In many versions of this design pattern, I also “variable-ize” the OverwriteDestination properties of the various File System tasks, managing these values on the Expressions pages by setting the OverwriteDestinationFile dynamic property expressions with Boolean package parameters. I do this because some enterprises have requirements regarding keeping or discarding data files regardless of whether they are temporary or not.

Your File System tasks may be marked with error indicators (red circles containing white Xs). Hovering over a task so marked will display the error. For example, in Figure 7-30 the error: “Variable ‘WorkingCopyFileName’ is used as a source or destination and is empty.”

9781484200834_Fig07-30.jpg

Figure 7-30. The WorkingCopyFileName Variable is empty

At issue is the content of the WorkingCopyFileName variable. The error is correct; the variable value is currently empty. However, since I wrote the code, I know that, in section 4d of the code listing, the script will populate the content of an internal string variable namedsWorkingCopyFile. In section 4g of the code, the content of this internal variable will be assigned to the value of the SSIS package variable named WorkingCopyFileName. I know that, but the SSIS Package does not. It is doing its best to inform me of this issue. In fact, I cannot execute the package in its current state without raising an error message, as shown in Figure 7-31.

9781484200834_Fig07-31.jpg

Figure 7-31. Package validation error

The validation is accurate. Now what? There’s a clue in the error, near the very top. This is a Package Validation Error. To address this, click on the fsys Copy Working File File System task and press the F4 key to display Properties. In the Execution group of properties, at the top of the list, you will find the DelayValidation property. This property’s default setting is False and that makes sense. There is a lot of design-time validation in SSIS and it is mostly a good thing. Change this property value to True. Change DelayValidation to True for the fsys Rename File and fsys Move File File System tasks as well.

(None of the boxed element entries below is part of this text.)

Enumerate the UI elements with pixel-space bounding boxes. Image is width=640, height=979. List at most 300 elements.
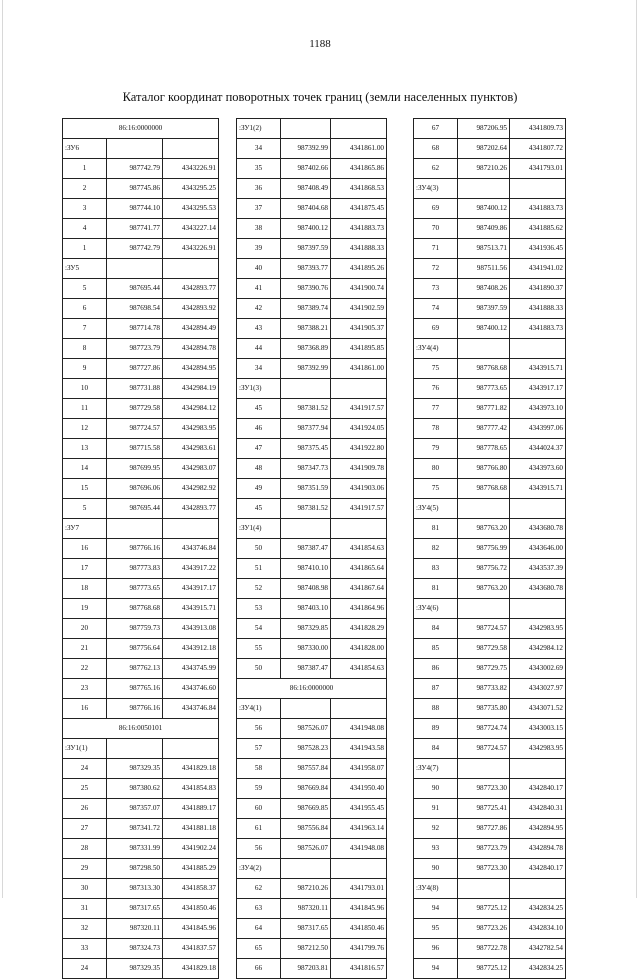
coordinate-row bbox=[63, 379, 219, 399]
empty-cell bbox=[281, 379, 331, 399]
empty-cell bbox=[458, 879, 510, 899]
parcel-label: :ЗУ1(1) bbox=[63, 739, 107, 759]
empty-cell bbox=[458, 179, 510, 199]
point-number: 20 bbox=[63, 619, 107, 639]
point-number: 8 bbox=[63, 339, 107, 359]
y-coordinate: 4341793.01 bbox=[510, 159, 566, 179]
y-coordinate: 4341807.72 bbox=[510, 139, 566, 159]
point-number: 19 bbox=[63, 599, 107, 619]
y-coordinate: 4343002.69 bbox=[510, 659, 566, 679]
y-coordinate: 4343226.91 bbox=[163, 159, 219, 179]
coordinate-row bbox=[237, 399, 387, 419]
catalog-title: Каталог координат поворотных точек границ (земли населенных пунктов) bbox=[122, 90, 518, 104]
point-number: 81 bbox=[414, 519, 458, 539]
empty-cell bbox=[281, 859, 331, 879]
x-coordinate: 987317.65 bbox=[107, 899, 163, 919]
cadastral-block-number: 86:16:0050101 bbox=[63, 719, 219, 739]
point-number: 17 bbox=[63, 559, 107, 579]
x-coordinate: 987317.65 bbox=[281, 919, 331, 939]
x-coordinate: 987377.94 bbox=[281, 419, 331, 439]
point-number: 15 bbox=[63, 479, 107, 499]
x-coordinate: 987298.50 bbox=[107, 859, 163, 879]
parcel-section-row bbox=[414, 339, 566, 359]
y-coordinate: 4342982.92 bbox=[163, 479, 219, 499]
y-coordinate: 4341895.85 bbox=[331, 339, 387, 359]
x-coordinate: 987696.06 bbox=[107, 479, 163, 499]
coordinate-row bbox=[63, 439, 219, 459]
coordinates-table-2 bbox=[236, 118, 387, 979]
parcel-section-row bbox=[237, 699, 387, 719]
y-coordinate: 4341948.08 bbox=[331, 719, 387, 739]
empty-cell bbox=[107, 139, 163, 159]
y-coordinate: 4341888.33 bbox=[331, 239, 387, 259]
coordinate-row bbox=[414, 439, 566, 459]
y-coordinate: 4341895.26 bbox=[331, 259, 387, 279]
point-number: 62 bbox=[414, 159, 458, 179]
y-coordinate: 4341890.37 bbox=[510, 279, 566, 299]
parcel-label: :ЗУ1(3) bbox=[237, 379, 281, 399]
coordinate-row bbox=[414, 539, 566, 559]
empty-cell bbox=[107, 739, 163, 759]
x-coordinate: 987368.89 bbox=[281, 339, 331, 359]
point-number: 43 bbox=[237, 319, 281, 339]
y-coordinate: 4342894.78 bbox=[510, 839, 566, 859]
y-coordinate: 4342983.95 bbox=[163, 419, 219, 439]
point-number: 29 bbox=[63, 859, 107, 879]
point-number: 16 bbox=[63, 539, 107, 559]
x-coordinate: 987725.41 bbox=[458, 799, 510, 819]
y-coordinate: 4341828.00 bbox=[331, 639, 387, 659]
point-number: 69 bbox=[414, 319, 458, 339]
point-number: 1 bbox=[63, 159, 107, 179]
point-number: 13 bbox=[63, 439, 107, 459]
x-coordinate: 987400.12 bbox=[281, 219, 331, 239]
y-coordinate: 4342893.77 bbox=[163, 499, 219, 519]
point-number: 82 bbox=[414, 539, 458, 559]
y-coordinate: 4341850.46 bbox=[163, 899, 219, 919]
coordinate-row bbox=[414, 299, 566, 319]
point-number: 31 bbox=[63, 899, 107, 919]
x-coordinate: 987320.11 bbox=[281, 899, 331, 919]
y-coordinate: 4341816.57 bbox=[331, 959, 387, 979]
y-coordinate: 4342983.95 bbox=[510, 619, 566, 639]
point-number: 23 bbox=[63, 679, 107, 699]
coordinate-row bbox=[237, 239, 387, 259]
point-number: 10 bbox=[63, 379, 107, 399]
coordinate-row bbox=[63, 499, 219, 519]
cadastral-block-row bbox=[63, 119, 219, 139]
coordinate-row bbox=[414, 699, 566, 719]
x-coordinate: 987724.57 bbox=[458, 619, 510, 639]
coordinate-row bbox=[63, 959, 219, 979]
x-coordinate: 987526.07 bbox=[281, 719, 331, 739]
x-coordinate: 987723.79 bbox=[107, 339, 163, 359]
y-coordinate: 4341917.57 bbox=[331, 499, 387, 519]
point-number: 28 bbox=[63, 839, 107, 859]
point-number: 51 bbox=[237, 559, 281, 579]
point-number: 80 bbox=[414, 459, 458, 479]
x-coordinate: 987742.79 bbox=[107, 239, 163, 259]
parcel-label: :ЗУ4(3) bbox=[414, 179, 458, 199]
x-coordinate: 987402.66 bbox=[281, 159, 331, 179]
empty-cell bbox=[281, 119, 331, 139]
empty-cell bbox=[331, 379, 387, 399]
x-coordinate: 987727.86 bbox=[458, 819, 510, 839]
y-coordinate: 4341809.73 bbox=[510, 119, 566, 139]
x-coordinate: 987723.30 bbox=[458, 779, 510, 799]
y-coordinate: 4341943.58 bbox=[331, 739, 387, 759]
y-coordinate: 4341905.37 bbox=[331, 319, 387, 339]
parcel-section-row bbox=[63, 519, 219, 539]
empty-cell bbox=[331, 859, 387, 879]
coordinate-row bbox=[63, 559, 219, 579]
x-coordinate: 987766.16 bbox=[107, 539, 163, 559]
point-number: 52 bbox=[237, 579, 281, 599]
y-coordinate: 4341902.24 bbox=[163, 839, 219, 859]
y-coordinate: 4341829.18 bbox=[163, 759, 219, 779]
x-coordinate: 987759.73 bbox=[107, 619, 163, 639]
coordinate-row bbox=[63, 659, 219, 679]
coordinate-row bbox=[237, 879, 387, 899]
point-number: 33 bbox=[63, 939, 107, 959]
coordinate-row bbox=[414, 399, 566, 419]
y-coordinate: 4341889.17 bbox=[163, 799, 219, 819]
y-coordinate: 4343227.14 bbox=[163, 219, 219, 239]
x-coordinate: 987669.85 bbox=[281, 799, 331, 819]
point-number: 27 bbox=[63, 819, 107, 839]
y-coordinate: 4341861.00 bbox=[331, 359, 387, 379]
y-coordinate: 4341858.37 bbox=[163, 879, 219, 899]
y-coordinate: 4341875.45 bbox=[331, 199, 387, 219]
x-coordinate: 987313.30 bbox=[107, 879, 163, 899]
point-number: 92 bbox=[414, 819, 458, 839]
point-number: 42 bbox=[237, 299, 281, 319]
y-coordinate: 4342782.54 bbox=[510, 939, 566, 959]
y-coordinate: 4344024.37 bbox=[510, 439, 566, 459]
y-coordinate: 4341845.96 bbox=[331, 899, 387, 919]
x-coordinate: 987744.10 bbox=[107, 199, 163, 219]
coordinate-row bbox=[414, 479, 566, 499]
coordinate-row bbox=[237, 179, 387, 199]
y-coordinate: 4341888.33 bbox=[510, 299, 566, 319]
coordinate-row bbox=[414, 119, 566, 139]
x-coordinate: 987715.58 bbox=[107, 439, 163, 459]
x-coordinate: 987329.35 bbox=[107, 959, 163, 979]
x-coordinate: 987330.00 bbox=[281, 639, 331, 659]
y-coordinate: 4342834.10 bbox=[510, 919, 566, 939]
y-coordinate: 4341883.73 bbox=[510, 199, 566, 219]
coordinate-row bbox=[414, 139, 566, 159]
x-coordinate: 987206.95 bbox=[458, 119, 510, 139]
point-number: 79 bbox=[414, 439, 458, 459]
point-number: 32 bbox=[63, 919, 107, 939]
y-coordinate: 4343746.60 bbox=[163, 679, 219, 699]
y-coordinate: 4341917.57 bbox=[331, 399, 387, 419]
coordinate-row bbox=[63, 199, 219, 219]
y-coordinate: 4342893.77 bbox=[163, 279, 219, 299]
point-number: 30 bbox=[63, 879, 107, 899]
empty-cell bbox=[458, 339, 510, 359]
y-coordinate: 4341854.63 bbox=[331, 539, 387, 559]
coordinate-row bbox=[237, 339, 387, 359]
coordinate-row bbox=[237, 899, 387, 919]
point-number: 49 bbox=[237, 479, 281, 499]
x-coordinate: 987756.72 bbox=[458, 559, 510, 579]
coordinate-row bbox=[237, 579, 387, 599]
coordinate-row bbox=[63, 699, 219, 719]
y-coordinate: 4343071.52 bbox=[510, 699, 566, 719]
y-coordinate: 4341903.06 bbox=[331, 479, 387, 499]
y-coordinate: 4342834.25 bbox=[510, 899, 566, 919]
point-number: 77 bbox=[414, 399, 458, 419]
coordinate-row bbox=[63, 219, 219, 239]
coordinate-row bbox=[414, 959, 566, 979]
point-number: 2 bbox=[63, 179, 107, 199]
parcel-section-row bbox=[414, 599, 566, 619]
point-number: 45 bbox=[237, 499, 281, 519]
point-number: 89 bbox=[414, 719, 458, 739]
x-coordinate: 987729.58 bbox=[107, 399, 163, 419]
y-coordinate: 4341883.73 bbox=[331, 219, 387, 239]
point-number: 37 bbox=[237, 199, 281, 219]
parcel-section-row bbox=[63, 139, 219, 159]
y-coordinate: 4343915.71 bbox=[510, 359, 566, 379]
point-number: 84 bbox=[414, 739, 458, 759]
x-coordinate: 987756.99 bbox=[458, 539, 510, 559]
x-coordinate: 987381.52 bbox=[281, 499, 331, 519]
y-coordinate: 4341864.96 bbox=[331, 599, 387, 619]
parcel-label: :ЗУ4(7) bbox=[414, 759, 458, 779]
empty-cell bbox=[510, 879, 566, 899]
x-coordinate: 987409.86 bbox=[458, 219, 510, 239]
x-coordinate: 987203.81 bbox=[281, 959, 331, 979]
y-coordinate: 4343646.00 bbox=[510, 539, 566, 559]
x-coordinate: 987695.44 bbox=[107, 499, 163, 519]
x-coordinate: 987727.86 bbox=[107, 359, 163, 379]
point-number: 60 bbox=[237, 799, 281, 819]
parcel-label: :ЗУ6 bbox=[63, 139, 107, 159]
coordinate-row bbox=[63, 299, 219, 319]
y-coordinate: 4342894.78 bbox=[163, 339, 219, 359]
x-coordinate: 987725.12 bbox=[458, 959, 510, 979]
x-coordinate: 987513.71 bbox=[458, 239, 510, 259]
y-coordinate: 4341885.29 bbox=[163, 859, 219, 879]
y-coordinate: 4341861.00 bbox=[331, 139, 387, 159]
y-coordinate: 4341867.64 bbox=[331, 579, 387, 599]
coordinate-row bbox=[237, 219, 387, 239]
x-coordinate: 987741.77 bbox=[107, 219, 163, 239]
point-number: 34 bbox=[237, 359, 281, 379]
coordinate-row bbox=[63, 779, 219, 799]
y-coordinate: 4341909.78 bbox=[331, 459, 387, 479]
x-coordinate: 987724.57 bbox=[458, 739, 510, 759]
point-number: 70 bbox=[414, 219, 458, 239]
point-number: 75 bbox=[414, 479, 458, 499]
x-coordinate: 987331.99 bbox=[107, 839, 163, 859]
x-coordinate: 987393.77 bbox=[281, 259, 331, 279]
coordinate-row bbox=[414, 379, 566, 399]
x-coordinate: 987410.10 bbox=[281, 559, 331, 579]
point-number: 56 bbox=[237, 719, 281, 739]
coordinate-row bbox=[414, 839, 566, 859]
coordinate-row bbox=[237, 939, 387, 959]
coordinate-row bbox=[237, 559, 387, 579]
point-number: 83 bbox=[414, 559, 458, 579]
cadastral-block-row bbox=[63, 719, 219, 739]
x-coordinate: 987526.07 bbox=[281, 839, 331, 859]
x-coordinate: 987729.75 bbox=[458, 659, 510, 679]
y-coordinate: 4343912.18 bbox=[163, 639, 219, 659]
y-coordinate: 4341865.64 bbox=[331, 559, 387, 579]
coordinate-row bbox=[237, 759, 387, 779]
point-number: 72 bbox=[414, 259, 458, 279]
point-number: 85 bbox=[414, 639, 458, 659]
parcel-section-row bbox=[237, 859, 387, 879]
y-coordinate: 4343913.08 bbox=[163, 619, 219, 639]
point-number: 57 bbox=[237, 739, 281, 759]
point-number: 46 bbox=[237, 419, 281, 439]
cadastral-block-number: 86:16:0000000 bbox=[63, 119, 219, 139]
y-coordinate: 4342984.19 bbox=[163, 379, 219, 399]
coordinate-row bbox=[414, 259, 566, 279]
coordinate-row bbox=[414, 679, 566, 699]
coordinate-row bbox=[414, 279, 566, 299]
y-coordinate: 4343745.99 bbox=[163, 659, 219, 679]
coordinate-row bbox=[63, 799, 219, 819]
x-coordinate: 987210.26 bbox=[458, 159, 510, 179]
point-number: 56 bbox=[237, 839, 281, 859]
x-coordinate: 987768.68 bbox=[107, 599, 163, 619]
scan-left-edge bbox=[2, 0, 3, 898]
point-number: 95 bbox=[414, 919, 458, 939]
point-number: 47 bbox=[237, 439, 281, 459]
point-number: 84 bbox=[414, 619, 458, 639]
empty-cell bbox=[163, 139, 219, 159]
point-number: 55 bbox=[237, 639, 281, 659]
coordinate-row bbox=[63, 819, 219, 839]
point-number: 63 bbox=[237, 899, 281, 919]
x-coordinate: 987742.79 bbox=[107, 159, 163, 179]
empty-cell bbox=[510, 599, 566, 619]
y-coordinate: 4341922.80 bbox=[331, 439, 387, 459]
coordinates-table-1 bbox=[62, 118, 219, 979]
point-number: 6 bbox=[63, 299, 107, 319]
y-coordinate: 4342840.31 bbox=[510, 799, 566, 819]
parcel-section-row bbox=[63, 259, 219, 279]
x-coordinate: 987557.84 bbox=[281, 759, 331, 779]
point-number: 3 bbox=[63, 199, 107, 219]
x-coordinate: 987777.42 bbox=[458, 419, 510, 439]
parcel-section-row bbox=[414, 499, 566, 519]
x-coordinate: 987387.47 bbox=[281, 539, 331, 559]
y-coordinate: 4343917.22 bbox=[163, 559, 219, 579]
x-coordinate: 987390.76 bbox=[281, 279, 331, 299]
x-coordinate: 987695.44 bbox=[107, 279, 163, 299]
cadastral-block-number: 86:16:0000000 bbox=[237, 679, 387, 699]
empty-cell bbox=[510, 179, 566, 199]
coordinate-row bbox=[63, 459, 219, 479]
coordinate-row bbox=[237, 719, 387, 739]
x-coordinate: 987320.11 bbox=[107, 919, 163, 939]
y-coordinate: 4342984.12 bbox=[510, 639, 566, 659]
x-coordinate: 987212.50 bbox=[281, 939, 331, 959]
parcel-section-row bbox=[414, 879, 566, 899]
coordinate-row bbox=[63, 919, 219, 939]
y-coordinate: 4341868.53 bbox=[331, 179, 387, 199]
x-coordinate: 987768.68 bbox=[458, 359, 510, 379]
coordinate-row bbox=[237, 479, 387, 499]
point-number: 41 bbox=[237, 279, 281, 299]
point-number: 94 bbox=[414, 959, 458, 979]
coordinate-row bbox=[414, 459, 566, 479]
point-number: 40 bbox=[237, 259, 281, 279]
coordinate-row bbox=[237, 499, 387, 519]
coordinate-row bbox=[63, 619, 219, 639]
point-number: 12 bbox=[63, 419, 107, 439]
empty-cell bbox=[510, 499, 566, 519]
point-number: 94 bbox=[414, 899, 458, 919]
coordinate-row bbox=[63, 899, 219, 919]
point-number: 1 bbox=[63, 239, 107, 259]
coordinate-row bbox=[414, 939, 566, 959]
point-number: 48 bbox=[237, 459, 281, 479]
point-number: 53 bbox=[237, 599, 281, 619]
y-coordinate: 4342984.12 bbox=[163, 399, 219, 419]
x-coordinate: 987725.12 bbox=[458, 899, 510, 919]
point-number: 11 bbox=[63, 399, 107, 419]
y-coordinate: 4341845.96 bbox=[163, 919, 219, 939]
y-coordinate: 4341955.45 bbox=[331, 799, 387, 819]
y-coordinate: 4341950.40 bbox=[331, 779, 387, 799]
coordinate-row bbox=[414, 799, 566, 819]
x-coordinate: 987381.52 bbox=[281, 399, 331, 419]
coordinate-row bbox=[237, 259, 387, 279]
x-coordinate: 987762.13 bbox=[107, 659, 163, 679]
coordinate-row bbox=[414, 779, 566, 799]
point-number: 9 bbox=[63, 359, 107, 379]
x-coordinate: 987773.65 bbox=[107, 579, 163, 599]
x-coordinate: 987773.65 bbox=[458, 379, 510, 399]
x-coordinate: 987766.16 bbox=[107, 699, 163, 719]
y-coordinate: 4341837.57 bbox=[163, 939, 219, 959]
coordinate-row bbox=[237, 599, 387, 619]
coordinate-row bbox=[237, 299, 387, 319]
x-coordinate: 987408.98 bbox=[281, 579, 331, 599]
coordinate-row bbox=[414, 919, 566, 939]
coordinate-row bbox=[63, 179, 219, 199]
y-coordinate: 4343746.84 bbox=[163, 539, 219, 559]
coordinate-row bbox=[237, 779, 387, 799]
empty-cell bbox=[458, 759, 510, 779]
coordinates-table-3 bbox=[413, 118, 566, 979]
y-coordinate: 4341958.07 bbox=[331, 759, 387, 779]
y-coordinate: 4341924.05 bbox=[331, 419, 387, 439]
point-number: 5 bbox=[63, 499, 107, 519]
x-coordinate: 987669.84 bbox=[281, 779, 331, 799]
point-number: 90 bbox=[414, 779, 458, 799]
empty-cell bbox=[107, 259, 163, 279]
y-coordinate: 4341963.14 bbox=[331, 819, 387, 839]
coordinate-row bbox=[414, 419, 566, 439]
parcel-section-row bbox=[63, 739, 219, 759]
parcel-label: :ЗУ4(6) bbox=[414, 599, 458, 619]
coordinate-row bbox=[237, 539, 387, 559]
x-coordinate: 987699.95 bbox=[107, 459, 163, 479]
y-coordinate: 4341948.08 bbox=[331, 839, 387, 859]
parcel-label: :ЗУ4(2) bbox=[237, 859, 281, 879]
point-number: 5 bbox=[63, 279, 107, 299]
x-coordinate: 987347.73 bbox=[281, 459, 331, 479]
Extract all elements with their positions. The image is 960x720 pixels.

Now, try executing the ArchiveFile.dtsx SSIS package. My results are shown in Figure 7-32.

9781484200834_Fig07-32.jpg

Figure 7-32. Successful execution of the ArchiveFile.dtsx SSIS package

Summary

In this chapter, we examined a common pattern for loading a basic flat source file into SQL Server, a pattern for loading variable-length rows, patterns for creating and consuming flat file header and footer rows, and an extremely useful SSIS design pattern for archiving flat files.